De leden van de D66-fractie steunen de ambitie van de Ministers om in te zetten op een bronaanpak van de verontreiniging van water. Deze leden vragen de Ministers hoe zij, gezien de kosten en moeilijkheidsgraad van het zuiveren van water dat is verontreinigd door opkomende stoffen, ook op andere manieren dan via de EU-richtlijn behandeling van stedelijk afvalwater gaan zorgen dat verontreiniging bij de bron wordt aangepakt. Waarom spreken de Ministers in de huidige inzetomschrijving op de EU-richtlijn behandeling van stedelijk afvalwater niet over het eventueel verplichten van een Best Beschikbare Techniek (BBT)-richtlijn met betrekking tot nieuwe zuiveringstechnieken op stoffen die een potentieel grote negatieve impact kunnen hebben op de kwaliteit van het drinkwater?

De leden van de D66-fractie onderschrijven de houding van de Ministers om kritisch tegenover het one-out-all-out principe te staan. Deze leden vragen de Ministers echter om verder uiteen te zetten wat de insteek met betrekking tot flexibiliteit bij monitoring en rapportage concreet inhoudt en hoe zich dat vertaalt tot de huidige invulling van het principe en de handhaving daarop.

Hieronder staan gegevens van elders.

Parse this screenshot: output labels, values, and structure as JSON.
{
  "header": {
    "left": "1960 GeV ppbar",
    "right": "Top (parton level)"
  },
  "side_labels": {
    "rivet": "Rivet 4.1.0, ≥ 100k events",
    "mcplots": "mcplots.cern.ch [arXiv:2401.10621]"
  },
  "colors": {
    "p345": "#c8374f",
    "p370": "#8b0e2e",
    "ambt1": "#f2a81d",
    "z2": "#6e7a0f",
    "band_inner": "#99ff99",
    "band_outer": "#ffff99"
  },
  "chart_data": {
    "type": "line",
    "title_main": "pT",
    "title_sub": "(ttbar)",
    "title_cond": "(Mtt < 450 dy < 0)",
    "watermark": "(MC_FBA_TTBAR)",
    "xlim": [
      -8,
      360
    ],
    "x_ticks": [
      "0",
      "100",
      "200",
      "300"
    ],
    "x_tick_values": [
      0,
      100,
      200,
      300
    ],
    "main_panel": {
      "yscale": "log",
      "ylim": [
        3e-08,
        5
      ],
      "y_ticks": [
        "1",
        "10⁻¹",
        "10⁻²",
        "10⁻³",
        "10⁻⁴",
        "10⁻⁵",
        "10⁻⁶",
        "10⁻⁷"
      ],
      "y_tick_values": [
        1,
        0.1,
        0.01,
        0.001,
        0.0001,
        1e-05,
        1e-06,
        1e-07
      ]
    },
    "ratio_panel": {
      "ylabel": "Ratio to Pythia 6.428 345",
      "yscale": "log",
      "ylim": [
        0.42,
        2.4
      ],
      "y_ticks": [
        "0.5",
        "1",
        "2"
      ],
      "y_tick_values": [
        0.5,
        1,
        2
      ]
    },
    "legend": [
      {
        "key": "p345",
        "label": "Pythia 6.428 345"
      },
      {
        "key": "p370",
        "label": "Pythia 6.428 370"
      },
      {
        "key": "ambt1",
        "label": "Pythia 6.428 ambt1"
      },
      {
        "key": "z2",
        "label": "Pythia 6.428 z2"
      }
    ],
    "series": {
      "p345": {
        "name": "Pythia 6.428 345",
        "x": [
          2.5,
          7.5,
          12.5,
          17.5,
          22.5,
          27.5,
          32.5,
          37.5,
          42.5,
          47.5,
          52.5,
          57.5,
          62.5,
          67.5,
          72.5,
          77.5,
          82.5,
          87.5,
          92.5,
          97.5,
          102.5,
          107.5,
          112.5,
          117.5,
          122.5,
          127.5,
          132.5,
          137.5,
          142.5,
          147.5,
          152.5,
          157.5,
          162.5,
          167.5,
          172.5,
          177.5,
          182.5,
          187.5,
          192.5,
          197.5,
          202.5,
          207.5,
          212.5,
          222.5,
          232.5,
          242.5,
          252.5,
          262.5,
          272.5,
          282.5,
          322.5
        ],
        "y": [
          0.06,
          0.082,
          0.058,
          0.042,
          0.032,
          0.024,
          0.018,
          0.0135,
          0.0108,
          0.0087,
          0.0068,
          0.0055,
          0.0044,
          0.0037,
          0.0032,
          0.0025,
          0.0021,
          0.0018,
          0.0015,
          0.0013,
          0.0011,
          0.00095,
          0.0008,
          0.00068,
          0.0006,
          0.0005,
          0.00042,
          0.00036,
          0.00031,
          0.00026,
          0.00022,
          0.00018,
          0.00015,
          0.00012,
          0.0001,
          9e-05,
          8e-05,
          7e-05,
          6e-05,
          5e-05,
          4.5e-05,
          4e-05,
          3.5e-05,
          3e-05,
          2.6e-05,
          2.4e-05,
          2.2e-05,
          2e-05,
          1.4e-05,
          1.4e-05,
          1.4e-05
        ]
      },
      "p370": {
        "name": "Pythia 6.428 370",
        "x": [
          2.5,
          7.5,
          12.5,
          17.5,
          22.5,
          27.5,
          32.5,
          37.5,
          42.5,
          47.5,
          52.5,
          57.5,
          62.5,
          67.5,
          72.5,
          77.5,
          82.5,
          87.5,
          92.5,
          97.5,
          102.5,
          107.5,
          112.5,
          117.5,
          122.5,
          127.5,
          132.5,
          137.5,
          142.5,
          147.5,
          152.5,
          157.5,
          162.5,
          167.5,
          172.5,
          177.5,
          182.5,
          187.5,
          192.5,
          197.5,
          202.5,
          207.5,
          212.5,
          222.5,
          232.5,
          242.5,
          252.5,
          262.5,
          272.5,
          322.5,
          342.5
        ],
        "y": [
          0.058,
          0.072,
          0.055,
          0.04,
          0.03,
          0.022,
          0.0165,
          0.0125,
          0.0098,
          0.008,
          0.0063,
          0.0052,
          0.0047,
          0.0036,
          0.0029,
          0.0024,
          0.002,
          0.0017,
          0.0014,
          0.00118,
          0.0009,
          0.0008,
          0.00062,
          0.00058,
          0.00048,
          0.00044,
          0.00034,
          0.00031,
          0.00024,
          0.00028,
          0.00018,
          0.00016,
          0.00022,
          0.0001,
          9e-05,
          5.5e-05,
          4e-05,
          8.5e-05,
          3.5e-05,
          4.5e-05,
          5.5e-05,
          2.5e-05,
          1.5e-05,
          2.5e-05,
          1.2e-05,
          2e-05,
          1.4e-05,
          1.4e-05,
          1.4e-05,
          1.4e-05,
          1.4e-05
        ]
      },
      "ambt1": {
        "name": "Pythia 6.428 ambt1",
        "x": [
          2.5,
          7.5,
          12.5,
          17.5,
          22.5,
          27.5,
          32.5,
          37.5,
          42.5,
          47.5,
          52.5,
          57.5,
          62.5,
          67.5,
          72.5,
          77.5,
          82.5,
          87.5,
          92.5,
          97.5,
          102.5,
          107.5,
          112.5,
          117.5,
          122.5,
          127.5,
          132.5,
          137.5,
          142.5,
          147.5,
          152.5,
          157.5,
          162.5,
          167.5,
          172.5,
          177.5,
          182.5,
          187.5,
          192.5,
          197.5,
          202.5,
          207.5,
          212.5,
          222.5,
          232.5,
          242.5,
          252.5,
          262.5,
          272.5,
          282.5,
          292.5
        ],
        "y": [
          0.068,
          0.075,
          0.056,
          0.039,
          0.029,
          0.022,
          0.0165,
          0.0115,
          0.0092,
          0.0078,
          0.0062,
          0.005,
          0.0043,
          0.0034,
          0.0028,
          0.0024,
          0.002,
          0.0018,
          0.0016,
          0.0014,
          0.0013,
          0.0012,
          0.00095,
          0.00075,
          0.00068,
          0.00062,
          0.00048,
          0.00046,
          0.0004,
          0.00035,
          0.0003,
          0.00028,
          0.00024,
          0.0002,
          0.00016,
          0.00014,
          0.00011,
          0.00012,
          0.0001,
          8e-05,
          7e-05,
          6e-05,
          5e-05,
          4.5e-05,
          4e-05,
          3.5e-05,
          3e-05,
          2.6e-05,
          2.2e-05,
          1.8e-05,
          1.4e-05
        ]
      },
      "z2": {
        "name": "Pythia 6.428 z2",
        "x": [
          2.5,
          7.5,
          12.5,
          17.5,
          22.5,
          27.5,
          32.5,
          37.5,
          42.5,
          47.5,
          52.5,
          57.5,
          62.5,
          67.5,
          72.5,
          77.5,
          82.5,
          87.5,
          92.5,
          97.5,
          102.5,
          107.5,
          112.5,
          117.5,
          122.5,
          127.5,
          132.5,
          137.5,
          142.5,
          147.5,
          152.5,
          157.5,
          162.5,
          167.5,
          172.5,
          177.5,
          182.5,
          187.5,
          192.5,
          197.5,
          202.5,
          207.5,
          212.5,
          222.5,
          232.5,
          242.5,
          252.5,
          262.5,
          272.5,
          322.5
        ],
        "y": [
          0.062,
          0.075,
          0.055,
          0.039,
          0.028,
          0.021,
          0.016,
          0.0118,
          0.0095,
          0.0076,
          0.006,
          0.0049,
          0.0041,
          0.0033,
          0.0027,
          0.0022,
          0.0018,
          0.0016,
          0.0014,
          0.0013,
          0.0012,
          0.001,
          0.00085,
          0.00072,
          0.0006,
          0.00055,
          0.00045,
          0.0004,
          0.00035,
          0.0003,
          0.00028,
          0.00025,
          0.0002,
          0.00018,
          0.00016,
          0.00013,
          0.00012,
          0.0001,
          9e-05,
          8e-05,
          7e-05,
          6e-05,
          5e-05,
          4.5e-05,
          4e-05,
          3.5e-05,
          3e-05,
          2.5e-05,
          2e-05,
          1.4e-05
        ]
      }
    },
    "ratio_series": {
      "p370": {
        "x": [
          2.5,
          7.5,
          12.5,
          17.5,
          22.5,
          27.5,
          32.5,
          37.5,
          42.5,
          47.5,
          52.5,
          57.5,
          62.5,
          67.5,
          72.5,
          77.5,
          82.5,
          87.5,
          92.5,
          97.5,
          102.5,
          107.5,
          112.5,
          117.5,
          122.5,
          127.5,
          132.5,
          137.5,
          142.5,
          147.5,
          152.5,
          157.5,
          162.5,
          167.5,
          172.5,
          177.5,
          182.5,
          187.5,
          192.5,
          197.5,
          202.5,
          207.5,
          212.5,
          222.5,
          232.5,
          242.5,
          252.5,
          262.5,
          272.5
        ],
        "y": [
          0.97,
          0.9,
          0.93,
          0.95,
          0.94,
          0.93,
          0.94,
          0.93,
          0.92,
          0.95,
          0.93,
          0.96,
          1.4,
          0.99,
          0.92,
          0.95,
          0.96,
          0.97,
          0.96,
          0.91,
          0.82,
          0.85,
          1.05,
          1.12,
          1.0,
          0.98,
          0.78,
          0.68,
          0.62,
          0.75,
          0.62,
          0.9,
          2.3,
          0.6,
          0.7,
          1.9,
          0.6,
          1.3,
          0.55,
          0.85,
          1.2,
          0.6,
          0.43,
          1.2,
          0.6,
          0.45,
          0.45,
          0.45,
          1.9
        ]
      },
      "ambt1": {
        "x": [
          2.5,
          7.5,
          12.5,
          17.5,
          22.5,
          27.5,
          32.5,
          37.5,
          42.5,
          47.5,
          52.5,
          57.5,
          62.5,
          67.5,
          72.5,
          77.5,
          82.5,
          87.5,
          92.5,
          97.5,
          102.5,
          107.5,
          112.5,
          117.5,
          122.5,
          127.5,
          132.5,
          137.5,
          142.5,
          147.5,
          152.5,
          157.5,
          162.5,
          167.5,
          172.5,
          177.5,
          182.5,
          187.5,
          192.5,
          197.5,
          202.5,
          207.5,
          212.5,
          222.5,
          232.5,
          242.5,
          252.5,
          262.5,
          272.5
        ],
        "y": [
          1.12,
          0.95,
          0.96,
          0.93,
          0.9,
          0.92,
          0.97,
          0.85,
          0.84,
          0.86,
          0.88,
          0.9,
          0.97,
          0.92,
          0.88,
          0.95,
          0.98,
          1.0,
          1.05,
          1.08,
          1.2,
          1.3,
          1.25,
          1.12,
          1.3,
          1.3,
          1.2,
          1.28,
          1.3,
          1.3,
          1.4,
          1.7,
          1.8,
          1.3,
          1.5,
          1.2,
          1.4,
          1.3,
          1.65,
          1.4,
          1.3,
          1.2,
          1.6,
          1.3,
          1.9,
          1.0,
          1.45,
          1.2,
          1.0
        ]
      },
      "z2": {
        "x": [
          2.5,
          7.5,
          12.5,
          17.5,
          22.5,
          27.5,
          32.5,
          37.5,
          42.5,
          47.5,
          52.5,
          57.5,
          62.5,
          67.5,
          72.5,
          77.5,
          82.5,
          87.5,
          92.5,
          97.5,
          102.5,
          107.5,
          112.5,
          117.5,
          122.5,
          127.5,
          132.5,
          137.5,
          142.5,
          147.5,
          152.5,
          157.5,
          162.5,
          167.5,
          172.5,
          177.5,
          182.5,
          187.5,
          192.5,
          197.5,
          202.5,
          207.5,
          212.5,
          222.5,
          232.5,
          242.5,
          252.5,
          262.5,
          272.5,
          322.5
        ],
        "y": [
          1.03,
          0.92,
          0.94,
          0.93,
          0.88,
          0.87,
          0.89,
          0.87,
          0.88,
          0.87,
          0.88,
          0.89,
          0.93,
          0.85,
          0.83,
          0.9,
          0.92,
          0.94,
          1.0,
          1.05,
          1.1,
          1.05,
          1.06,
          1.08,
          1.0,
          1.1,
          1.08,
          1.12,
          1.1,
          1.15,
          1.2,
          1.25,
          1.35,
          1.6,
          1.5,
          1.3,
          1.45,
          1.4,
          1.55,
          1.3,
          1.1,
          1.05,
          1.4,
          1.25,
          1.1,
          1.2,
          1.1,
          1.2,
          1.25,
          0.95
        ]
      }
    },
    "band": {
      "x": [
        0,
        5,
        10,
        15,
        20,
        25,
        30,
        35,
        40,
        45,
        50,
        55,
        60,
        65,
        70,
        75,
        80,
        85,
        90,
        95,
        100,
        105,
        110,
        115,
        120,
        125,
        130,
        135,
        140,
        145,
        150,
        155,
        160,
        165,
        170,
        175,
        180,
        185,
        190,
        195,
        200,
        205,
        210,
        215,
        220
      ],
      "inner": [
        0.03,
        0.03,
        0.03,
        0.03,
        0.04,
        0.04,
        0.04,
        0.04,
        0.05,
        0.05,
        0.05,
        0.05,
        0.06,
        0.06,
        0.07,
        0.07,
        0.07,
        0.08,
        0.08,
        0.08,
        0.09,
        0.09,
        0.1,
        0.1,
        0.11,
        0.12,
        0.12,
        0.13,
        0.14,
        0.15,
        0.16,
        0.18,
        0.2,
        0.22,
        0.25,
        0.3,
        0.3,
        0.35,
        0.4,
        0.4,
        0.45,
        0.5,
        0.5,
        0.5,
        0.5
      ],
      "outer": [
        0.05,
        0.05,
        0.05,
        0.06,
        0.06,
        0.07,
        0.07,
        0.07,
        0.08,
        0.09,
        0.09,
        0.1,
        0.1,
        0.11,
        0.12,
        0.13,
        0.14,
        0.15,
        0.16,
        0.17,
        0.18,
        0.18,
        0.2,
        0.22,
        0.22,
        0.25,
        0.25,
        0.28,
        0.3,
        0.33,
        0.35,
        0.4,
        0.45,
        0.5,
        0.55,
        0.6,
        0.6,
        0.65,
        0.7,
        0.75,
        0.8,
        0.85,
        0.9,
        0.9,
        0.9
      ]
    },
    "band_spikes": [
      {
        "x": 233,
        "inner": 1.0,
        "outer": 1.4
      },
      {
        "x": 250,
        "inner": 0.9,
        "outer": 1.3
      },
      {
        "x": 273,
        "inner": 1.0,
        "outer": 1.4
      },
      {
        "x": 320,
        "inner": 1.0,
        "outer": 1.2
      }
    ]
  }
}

De leden van de D66-fractie ondersteunen het plan van de Ministers om in te zetten op coherentie tussen verschillende beleidsterreinen met betrekking op de waterkwaliteit, zoals bijvoorbeeld de circulaire economie. Deze leden vragen de Ministers uiteen te zetten op welke beleidsterreinen zij nog meer inzetten op coherentie.

De leden van de D66-fractie uiten hun zorgen over de houding van de Ministers dat er moet worden ingezet op zogeheten modernisering van de Kaderrichtlijn Water (KRW). Deze leden vragen de Ministers om uiteen te zetten hoe zij gaan garanderen dat de inzet op modernisering niet leidt tot een verwatering van de doeleinden. Bovendien vragen deze leden de Ministers om uiteen te zetten of zij in de modernisering ook rekening houden met andere ontwikkelingen dan opkomende stoffen voor de waterkwaliteit en beschikbaarheid van drinkwater, zoals klimaatverandering, en wat hun inzet hierop is.

De leden van de GroenLinks-fractie hebben gelezen dat de fitness check van de KRW op de agenda van deze Milieuraad staat. Tijdens deze Milieuraad zullen de Ministers hun appreciatie geven van de conclusies van de EC. Deze leden vinden het goed om te lezen dat de grote meerderheid van de richtlijnen het doel goed dient. Het is interessant voor deze leden om te lezen hoe het lastig is een compromis te vinden tussen de lokale toepasbaarheid en de handhaafbaarheid door niet te veel uitzonderingen te maken. Toch concludeert de EC dat meer dan de helft van de Europese waterrichtlijnen, die onderdeel van de KRW zijn, nog niet op orde zijn. Deze leden lezen dat dit vooral te maken heeft met onvoldoende financiering, langzame implementatie en een onvoldoende integratie van milieudoelstellingen in ander sectoraal beleid. Deze leden zijn er dus van overtuigd dat het belangrijk is dat lidstaten snel actie ondernemen om met de geleerde lessen van de fitness check aan de slag te gaan en een betere waterkwaliteit te bereiken. Juist ook omdat veel uitdagingen nog niet eens meegenomen zijn in de KRW. Denk hierbij aan klimaatverandering, waterschaarste en nieuwe vervuilers zoals microplastics. In deze context zijn deze leden dan ook benieuwd welk standpunt de Ministers namens Nederland in de Milieuraad gaan inbrengen. Kunnen de Ministers hun standpunt toelichten? Ook in relatie tot de drie algemene belemmeringen die volgens de EC in de weg staan?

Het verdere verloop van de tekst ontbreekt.